= Wolfgang Weichardt =

German bacteriologist

Julius Wolfgang Weichardt (13 May 1875 – 1943) was a German bacteriologist who was a native of Altenburg, Thüringen.

In 1900 he received his doctorate at Breslau, where he became an assistant to Carl Flügge (1847-1923) at the laboratory for hygiene and bacteriology. Afterwards he was an assistant in Dresden under pathologist Christian Georg Schmorl (1861-1932), in Paris at the Pasteur Institute under Ilya Ilyich Mechnikov (1845-1916), in Hamburg under American-born hygienist William Philipps Dunbar (1863-1922), and at the Berlin institute of hygiene under Max Rubner (1854-1932).

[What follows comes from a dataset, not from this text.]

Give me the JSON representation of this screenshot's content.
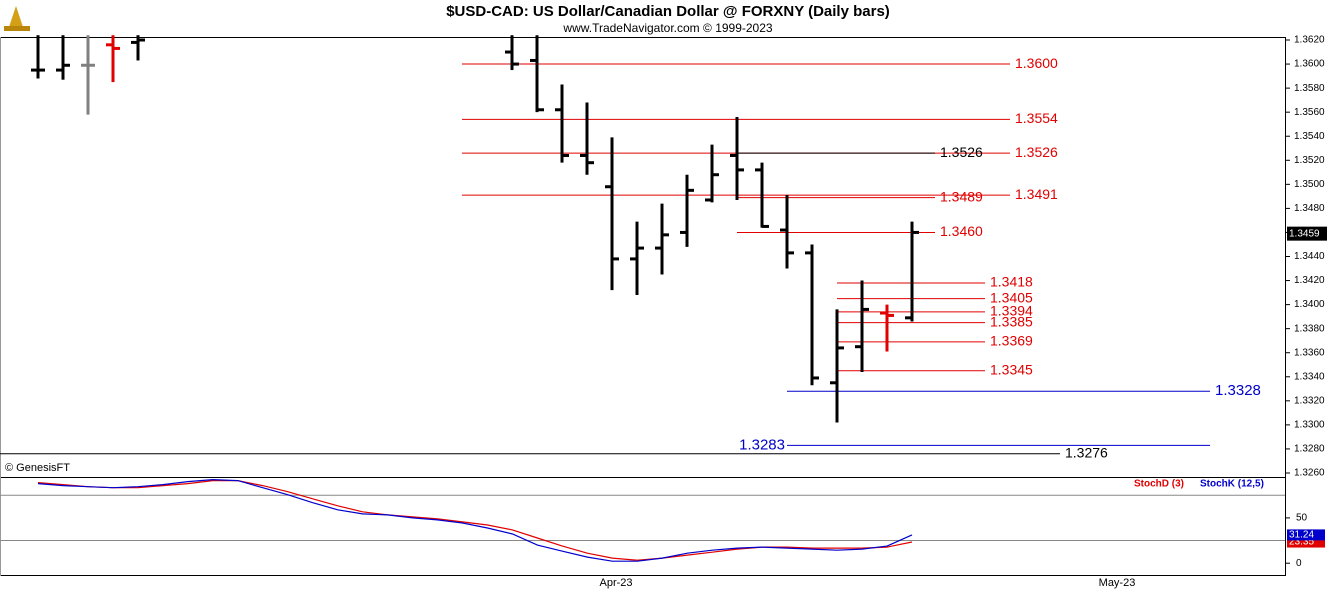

In 1905 Weichardt was habilitated for hygiene and experimental therapy at the University of Erlangen, where he later became a professor and director of the Bayerische Bakteriologische Untersuchungsanstalt. He made contributions in his research of anaphylaxis, metabolism and fatigue. Weichardt postulated that there was a specific "toxin of fatigue", and in the early part of the 20th century he performed numerous experiments with chemical antitoxins in an effort to battle fatigue. With hygienist Adolf Dieudonné (1864-1944), he was co-author of Immunität, Schutzimpfung und Serumtherapie (Immunity, vaccination and serum therapy).

== Associated eponym ==
- Weichardt's reaction: Test based on the change of surface tension when antigen and antibody react with each other in specific dilutions.